Enzo Martínez

Personal information
- Born: 15 August 1994 (age 31)

Sport
- Sport: Swimming

Medal record
Men's swimming
Representing Uruguay
South American Championships
| Gold medal – first place | 2021 Buenos Aires | 50 m freestyle |

= Enzo Martínez (swimmer) =

Uruguayan swimmer (born 1994)

Enzo Martínez Scarpe (born 15 August 1994), also written as Enzo Martínez-Scarpe , is a Uruguayan swimmer.

==Early life==
Originally from Maldonado, Martínez was diagnosed with asthma as a child and took up swimming at the suggestion of a doctor.
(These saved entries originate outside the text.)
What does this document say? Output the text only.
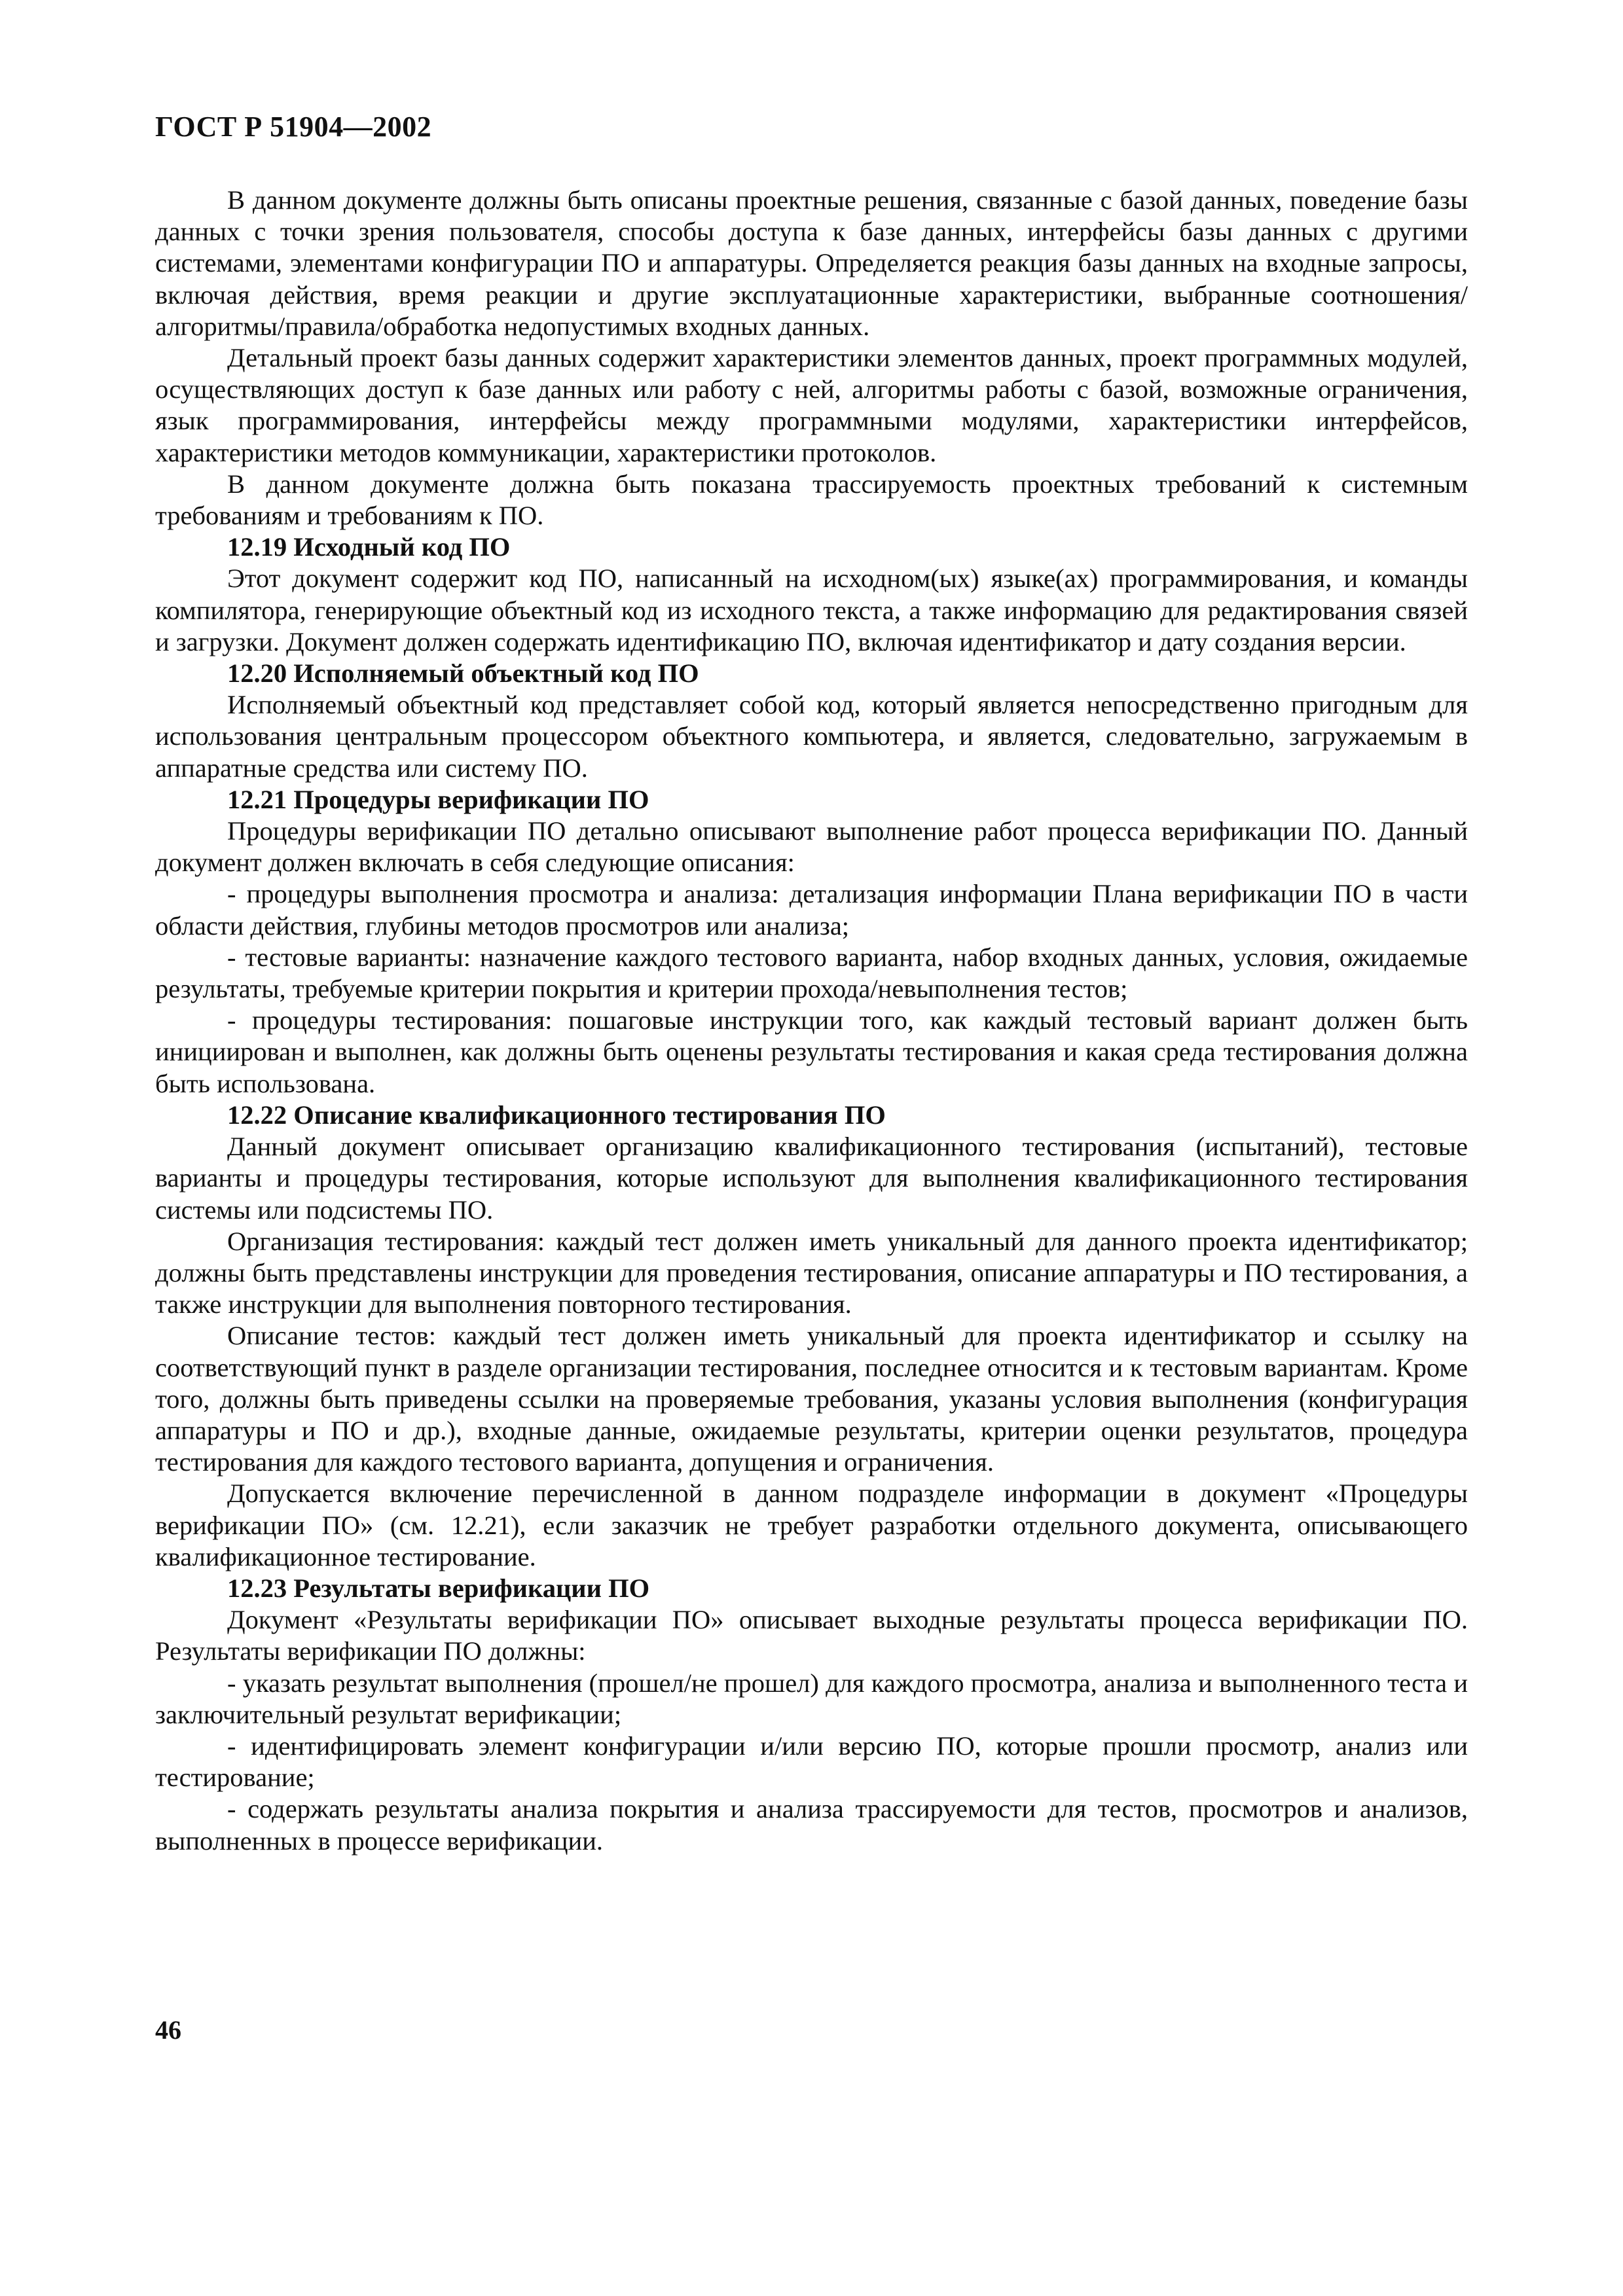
ГОСТ Р 51904—2002

В данном документе должны быть описаны проектные решения, связанные с базой данных, поведение базы данных с точки зрения пользователя, способы доступа к базе данных, интерфейсы базы данных с другими системами, элементами конфигурации ПО и аппаратуры. Определяется реакция базы данных на входные запросы, включая действия, время реакции и другие эксплуатационные характеристики, выбранные соотношения/алгоритмы/правила/обработка недопустимых входных данных.

Детальный проект базы данных содержит характеристики элементов данных, проект программных модулей, осуществляющих доступ к базе данных или работу с ней, алгоритмы работы с базой, возможные ограничения, язык программирования, интерфейсы между программными модулями, характеристики интерфейсов, характеристики методов коммуникации, характеристики протоколов.

В данном документе должна быть показана трассируемость проектных требований к системным требованиям и требованиям к ПО.

12.19 Исходный код ПО

Этот документ содержит код ПО, написанный на исходном(ых) языке(ах) программирования, и команды компилятора, генерирующие объектный код из исходного текста, а также информацию для редактирования связей и загрузки. Документ должен содержать идентификацию ПО, включая идентификатор и дату создания версии.

12.20 Исполняемый объектный код ПО

Исполняемый объектный код представляет собой код, который является непосредственно пригодным для использования центральным процессором объектного компьютера, и является, следовательно, загружаемым в аппаратные средства или систему ПО.

12.21 Процедуры верификации ПО

Процедуры верификации ПО детально описывают выполнение работ процесса верификации ПО. Данный документ должен включать в себя следующие описания:

- процедуры выполнения просмотра и анализа: детализация информации Плана верификации ПО в части области действия, глубины методов просмотров или анализа;

- тестовые варианты: назначение каждого тестового варианта, набор входных данных, условия, ожидаемые результаты, требуемые критерии покрытия и критерии прохода/невыполнения тестов;

- процедуры тестирования: пошаговые инструкции того, как каждый тестовый вариант должен быть инициирован и выполнен, как должны быть оценены результаты тестирования и какая среда тестирования должна быть использована.

12.22 Описание квалификационного тестирования ПО

Данный документ описывает организацию квалификационного тестирования (испытаний), тестовые варианты и процедуры тестирования, которые используют для выполнения квалификационного тестирования системы или подсистемы ПО.

Организация тестирования: каждый тест должен иметь уникальный для данного проекта идентификатор; должны быть представлены инструкции для проведения тестирования, описание аппаратуры и ПО тестирования, а также инструкции для выполнения повторного тестирования.

Описание тестов: каждый тест должен иметь уникальный для проекта идентификатор и ссылку на соответствующий пункт в разделе организации тестирования, последнее относится и к тестовым вариантам. Кроме того, должны быть приведены ссылки на проверяемые требования, указаны условия выполнения (конфигурация аппаратуры и ПО и др.), входные данные, ожидаемые результаты, критерии оценки результатов, процедура тестирования для каждого тестового варианта, допущения и ограничения.

Допускается включение перечисленной в данном подразделе информации в документ «Процедуры верификации ПО» (см. 12.21), если заказчик не требует разработки отдельного документа, описывающего квалификационное тестирование.

12.23 Результаты верификации ПО

Документ «Результаты верификации ПО» описывает выходные результаты процесса верификации ПО. Результаты верификации ПО должны:

- указать результат выполнения (прошел/не прошел) для каждого просмотра, анализа и выполненного теста и заключительный результат верификации;

- идентифицировать элемент конфигурации и/или версию ПО, которые прошли просмотр, анализ или тестирование;

- содержать результаты анализа покрытия и анализа трассируемости для тестов, просмотров и анализов, выполненных в процессе верификации.

46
He enrolled at the University of Florida in 2014, where he swam for the Gators and competed alongside Caeleb Dressel.

==Career==
He competed in the men's 100 metre freestyle event at the 2017 World Aquatics Championships.

In 2019, he represented Uruguay at the 2019 World Aquatics Championships held in Gwangju, South Korea and finished in 47th place in the heats of the men's 50 metre freestyle event. In the men's 100 metre freestyle he finished in 62nd place in the heats. At the 2021 South American Swimming Championships, Martínez became the first Uruguayan to medal at the event in more than thirty years when he took gold in the 50 metre freestyle — breaking a national record in the process.